L’opposition sous-jacente

Dès le départ, la notion de développement accepte le fait que la dynamique économique positive recherchée puisse être insufflée de l’extérieur. Ce paradigme s’est ancré à tel point qu’aujourd’hui, le développement est indissociable de la dette. Là où al ômran est un fait sociétal qui résulte de la coopération entre individus, le développement est un fait institutionnel qui résulte de l’investissement financier. L’Etat, les institutions financières, l’ONU et les banques en sont ses principaux acteurs. La notion de coopération est entendue dans le développement entre Etats, Etats et institutions, -les pays riches sont sensés aider les pays sous-développés -, alors qu’al ômran l’envisage sous l’angle de l’entre-aide entre individus et groupes d’individus au sein d’une société. Dès le départ aussi, le concept de développement est façonné pour s’insérer dans le modèle libéral de Bretton Woods. Le développement économique est associé à la croissance, aux échanges commerciaux et la valeur ajoutée monnayable sur le marché mondial. Le développement est l’entrée dans la modernité occidentale et l’intégration dans le libre-échange. Contrairement au ômran qui nait de la dynamique d’autosuffisance et d’économie de subsistance, le développement naît de l’économie5 de profit. Il a évolué ensuite et connu des déclinaisons en fonction des rapports de forces (développement social, humain, durable), mais il reste dans son essence fondé sur la recherche du profit et n’accorde que marginalement d’importance à la
subsistance de l’humain ou l’économie des ressources. Cela explique pourquoi la notion de développement a tant de mal à constater et mesurer l’injustice. En effet, de grands efforts sont déployés par les agences et les institutions pour améliorer la mesure du développement et la rapprocher de la réalité socio-économique des communautés. Au début, le développement est mesuré par le
niveau de vie (PIB/Habitant). Dans les années 90, le PNUD invente l’Indice de Développement Humain qui « intègre le caractère multidimensionnel du développement », en 1995 on introduit la « dimension genre » avec l’indice sexo-spécifique ISDH et l’Indice de Participation des Femmes IPF, à partir de 1997 on
commence à mesurer la pauvreté à la fois dans les pays développés et sous-développés avec l’Indice de Pauvreté Humaine IPH… Aujourd’hui, toute une batterie d’indicateurs est employée par l’ONU5 pour mesurer la misère humaine. L’attitude de la communauté internationale face à l’injustice économique provoquée par des modèles de développement défaillants, est de traiter les impacts les plus
spectaculairement injustes. Alors que le développement traite marginalement les injustices les plus graves, al ômran place la justice à la base de toute dynamique de prospérité collective. Ibn
Khaldoun va jusqu’à décrire les mécanismes d’injustice économique responsables de la destruction progressive d’al ômran et à affirmer que la multiplication des injustices est annonciatrice de décadence.
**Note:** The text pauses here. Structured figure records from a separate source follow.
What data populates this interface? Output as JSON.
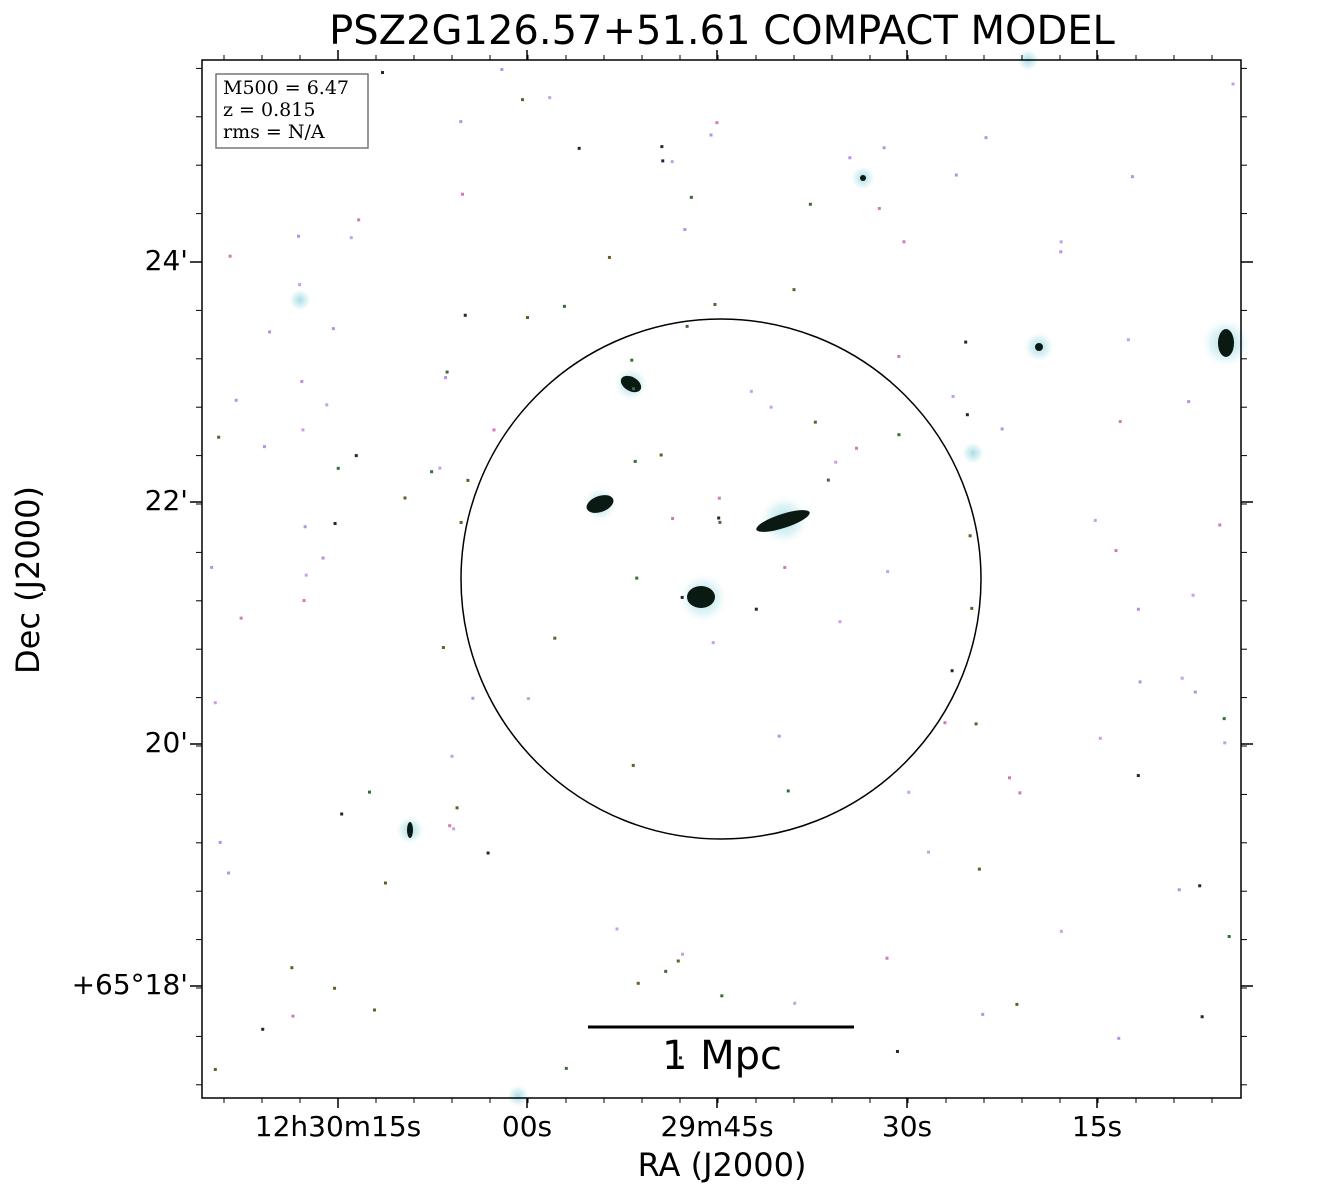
{
  "title": "PSZ2G126.57+51.61 COMPACT MODEL",
  "axes": {
    "x_label": "RA (J2000)",
    "y_label": "Dec (J2000)",
    "x_tick_labels": [
      "12h30m15s",
      "00s",
      "29m45s",
      "30s",
      "15s"
    ],
    "y_tick_labels": [
      "24'",
      "22'",
      "20'",
      "+65°18'"
    ]
  },
  "info_box": [
    "M500 = 6.47",
    "z = 0.815",
    "rms = N/A"
  ],
  "scale_bar": {
    "label": "1 Mpc"
  }
}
De ces mécanismes, il cite explicitement :
– L’accaparement et le monopole وضع الضياع في أيدي الخاصة، الاحتكار
– L’impôt injuste بذرائع باطلة يتوسَّ ل بها؛ كالمكوس)الضَّ رائب(المحرَّ مة والوظائف الباطلة
– L’assignation de la population à un travail contraint تكْليف الأعمال وتسخير الرعايا بها؛
حيث ُ يغتصبون قيمة عملهم
– La dépossessionالتَّ سلُّ ط على النَّ اس في شراء ما بأيديهم بأبْخس الأثمان
Ayant derrière nous quelques siècles de décadence, nous ne pouvons que lui donner
raison de ses analyses et confirmer, par le diagnostic de notre situation actuelle, le
bien fondé de ses observations. Notre système économique est oligarchique, rentier
et dépendant, il s’alimente par un système fiscal injuste, il est assigné par le libre-échange à des tâches de bas de gamme et réduit la valeur du travail à un niveau très bas. Notre modèle de développement est foncièrement anti-ômran.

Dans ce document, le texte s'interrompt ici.